Hakim Konstitusi Ahmad Fadlil Sumadi menyambut kunjungan para guru SMA/SMK dari Musyawarah Guru Mata Pelajaran Pendidikan Kewarganegaraan (MGMP-PKn) se-Kabupaten Temanggung dan Pekalongan, Jawa Tengah, ke Mahkamah Konstitusi (MK), Senin (17/12) pagi. Kunjungan yang berjumlah sekitar 90 guru tersebut bermaksud mengetahui seputar kewenangan dan kewajiban MK.

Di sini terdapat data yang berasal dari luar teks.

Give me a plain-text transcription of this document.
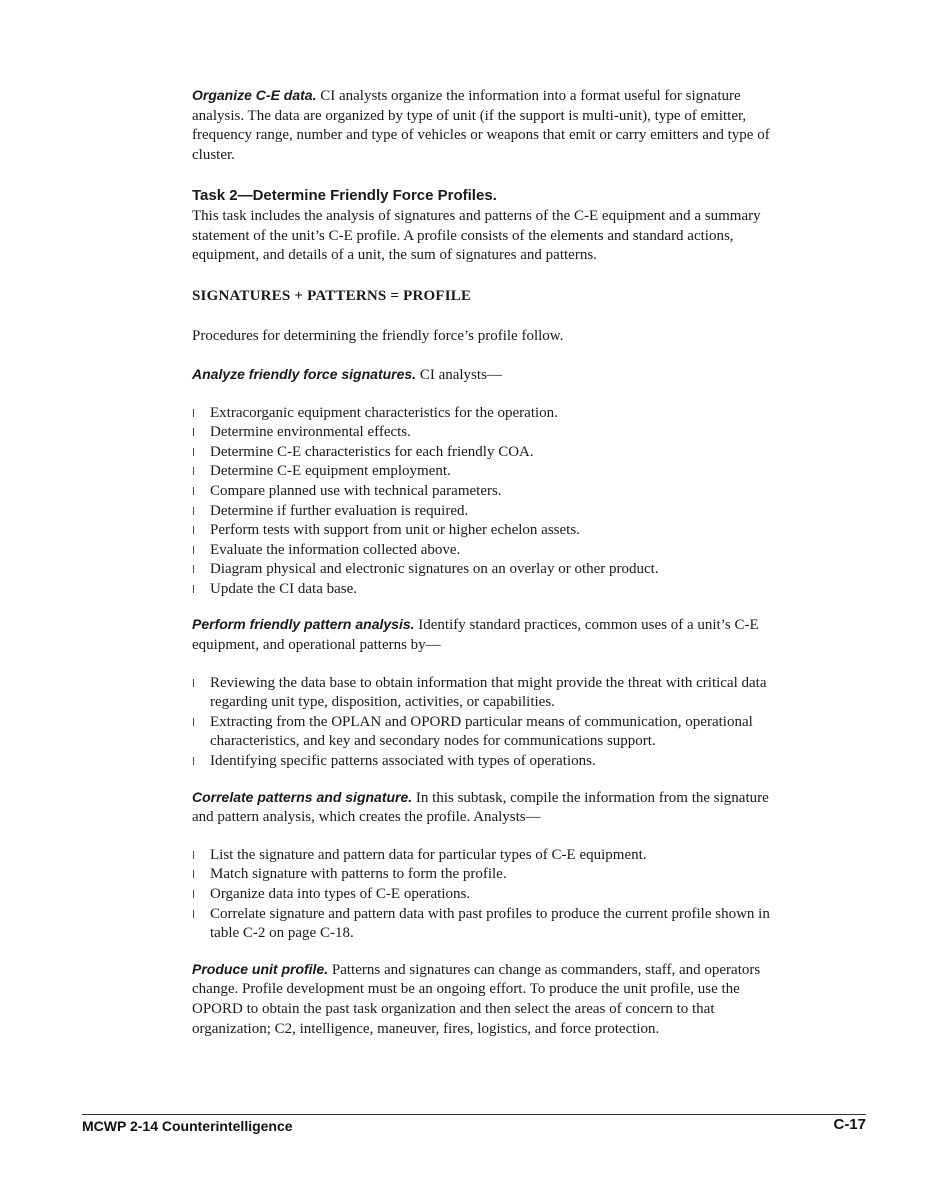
Organize C-E data. CI analysts organize the information into a format useful for signature analysis. The data are organized by type of unit (if the support is multi-unit), type of emitter, frequency range, number and type of vehicles or weapons that emit or carry emitters and type of cluster.

Task 2—Determine Friendly Force Profiles.

This task includes the analysis of signatures and patterns of the C-E equipment and a summary statement of the unit’s C-E profile. A profile consists of the elements and standard actions, equipment, and details of a unit, the sum of signatures and patterns.

SIGNATURES + PATTERNS = PROFILE

Procedures for determining the friendly force’s profile follow.

Analyze friendly force signatures. CI analysts—

l Extracorganic equipment characteristics for the operation.
l Determine environmental effects.
l Determine C-E characteristics for each friendly COA.
l Determine C-E equipment employment.
l Compare planned use with technical parameters.
l Determine if further evaluation is required.
l Perform tests with support from unit or higher echelon assets.
l Evaluate the information collected above.
l Diagram physical and electronic signatures on an overlay or other product.
l Update the CI data base.

Perform friendly pattern analysis. Identify standard practices, common uses of a unit’s C-E equipment, and operational patterns by—

l Reviewing the data base to obtain information that might provide the threat with critical data regarding unit type, disposition, activities, or capabilities.
l Extracting from the OPLAN and OPORD particular means of communication, operational characteristics, and key and secondary nodes for communications support.
l Identifying specific patterns associated with types of operations.

Correlate patterns and signature. In this subtask, compile the information from the signature and pattern analysis, which creates the profile. Analysts—

l List the signature and pattern data for particular types of C-E equipment.
l Match signature with patterns to form the profile.
l Organize data into types of C-E operations.
l Correlate signature and pattern data with past profiles to produce the current profile shown in table C-2 on page C-18.

Produce unit profile. Patterns and signatures can change as commanders, staff, and operators change. Profile development must be an ongoing effort. To produce the unit profile, use the OPORD to obtain the past task organization and then select the areas of concern to that organization; C2, intelligence, maneuver, fires, logistics, and force protection.

MCWP 2-14 Counterintelligence	C-17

Diterima di Ruang Konfrensi Pers Gedung MK, Fadlil memulai memaparkan terkait dengan sejarah terbentuknya MK. Menurutnya, salah satu dasar membentuk negara Indonesia adalah adanya gagasan negara demokrasi dan negara hukum. Gagasan negara demokrasi tersebut, kata dia, bersumber di dalam Pasal 1 dan 2 UUD 1945. “Artinya (Pasal itu), yang mempunyai kekuasaan tertinggi di negara ini adalah rakyat,” terangnya.
Disebabkan, kata Fadlil, negara Indonesia seutuhnya dibentuk oleh rakyat, maka negara harus berfungsi dan bertujuan untuk menyejahterakan rakyat. “Negara dibentuk dari rakyat, oleh rakyat, untuk rakyat, dan seutuhnya untuk menyejahterakan rakyat, melindungi segenap bangsa Indonesia, dan seluruh tumpah darah Indonesia,” jelas Fadlil Sumadi.
Disamping itu, Fadlil mengatakan terkait kedaulatan rakyat yang semula ada ditangan Majelis Permusyawaratan Rakyat RI. Menurutnya, itu sebelum dilakukan amandemen UUD 1945, tetapi karena proses penyelesaiannya tidak begitu baik maka sekarang ini dilaksanakan menurut UUD 1945. “Dahulu kita diwakili MPR untuk melaksanakan kedaulatan rakyat, namun praktiknya tidak begitu baik,” terangnya.
Oleh karena itu, sambung Fadlil, bangsa Indonesia saat ini tidak menganut supremasi parlemen atau tidak menganut keunggulan dari parlemen, tetapi menganut negara demokrasi yang menyamaratakan keberadaan lembaga negara. “(lembaga negara) itu sama saja, sejajar untuk mewakili rakyat, dan menyejahterakan rakyat,” ujarnya.
Meskipun telah diakui UUD 1945 sebagai hukum tertinggi (the supreme law of land), Fadlil mengatakan lagi, UUD 1945 sebelum tahun 2003 tidak pernah ditegakkan melalui mekanisme hukum, sehingga menimbulkan banyak kecelakaan dalam sistem ketatanegaraan Indonesia. “Oleh karena UUD tidak ditegakkan secara hukum, sehingga menimbulkan banyak kecelakaan,” ucapnya.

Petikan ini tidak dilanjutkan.